This kind of subversion transcends the comfortable binaries and recitations of the temporal realm. It reveals—as Paul puts it in his letters to the Galatians—There is neither Jew nor Gentile, neither slave nor free, nor is there male and female, for you are all one in Christ Jesus. To reduce the “ancient” Judeo-Christian tradition to a series of binaries is to overlook how serious, how subversive, and how necessary the history of creative carnival is to the Western tradition.
The promise of creative carnival—subversion that transcends transgression—may yet be a third way between the profane carnival of the secular Left and the bio-cultural determinism of the atavistic right.
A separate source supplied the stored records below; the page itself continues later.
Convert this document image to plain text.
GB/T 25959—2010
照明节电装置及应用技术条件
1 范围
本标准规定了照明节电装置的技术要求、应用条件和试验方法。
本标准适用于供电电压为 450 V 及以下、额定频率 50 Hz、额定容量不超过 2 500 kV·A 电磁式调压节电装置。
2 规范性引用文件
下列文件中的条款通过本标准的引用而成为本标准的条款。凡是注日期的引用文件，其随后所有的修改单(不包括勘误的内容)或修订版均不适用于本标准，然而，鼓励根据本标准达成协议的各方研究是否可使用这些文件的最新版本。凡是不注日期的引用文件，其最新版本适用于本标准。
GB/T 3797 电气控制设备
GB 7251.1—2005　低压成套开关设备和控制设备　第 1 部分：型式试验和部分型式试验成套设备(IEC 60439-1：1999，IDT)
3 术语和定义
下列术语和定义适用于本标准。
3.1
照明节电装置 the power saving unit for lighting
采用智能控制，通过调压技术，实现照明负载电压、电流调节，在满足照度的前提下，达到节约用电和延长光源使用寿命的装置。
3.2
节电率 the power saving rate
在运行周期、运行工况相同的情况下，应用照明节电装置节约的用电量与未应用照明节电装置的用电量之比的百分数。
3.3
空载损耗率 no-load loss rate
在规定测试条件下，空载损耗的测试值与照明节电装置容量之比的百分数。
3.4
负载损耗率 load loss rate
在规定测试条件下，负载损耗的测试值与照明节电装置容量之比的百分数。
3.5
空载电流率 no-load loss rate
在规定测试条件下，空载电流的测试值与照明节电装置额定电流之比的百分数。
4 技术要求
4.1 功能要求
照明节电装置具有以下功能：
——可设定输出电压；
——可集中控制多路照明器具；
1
After all, as Bakhtin wrote, carnival is at its core destruction in the service of creation: a mockery of the established order not to create a carnival-on-earth but rather to render moveable, and improveable, its feast. The best subversions are those that do not merely reduce the extant to the profane, but which instead reveal how we might transcend, and even spiritualize, the corporeal nature of custom. They break down visions of gender or nationality not to reduce us to free atomized selves, but rather to creatively reimagine us as members of a moral rather than geneaological corpus; they bring low kings not to endorse anarchy but rather to evoke the political possibilities of love.
“To degrade is to bury,” Bakhtin writes of the mockeries of carnival, “to sow, and to kill simultaneously, in order to bring for something more and better. Degradation digs a bodily grave for a new birth: it has not only a destructive, negative aspect, but also a regenerating one.” That is the carnival we still need.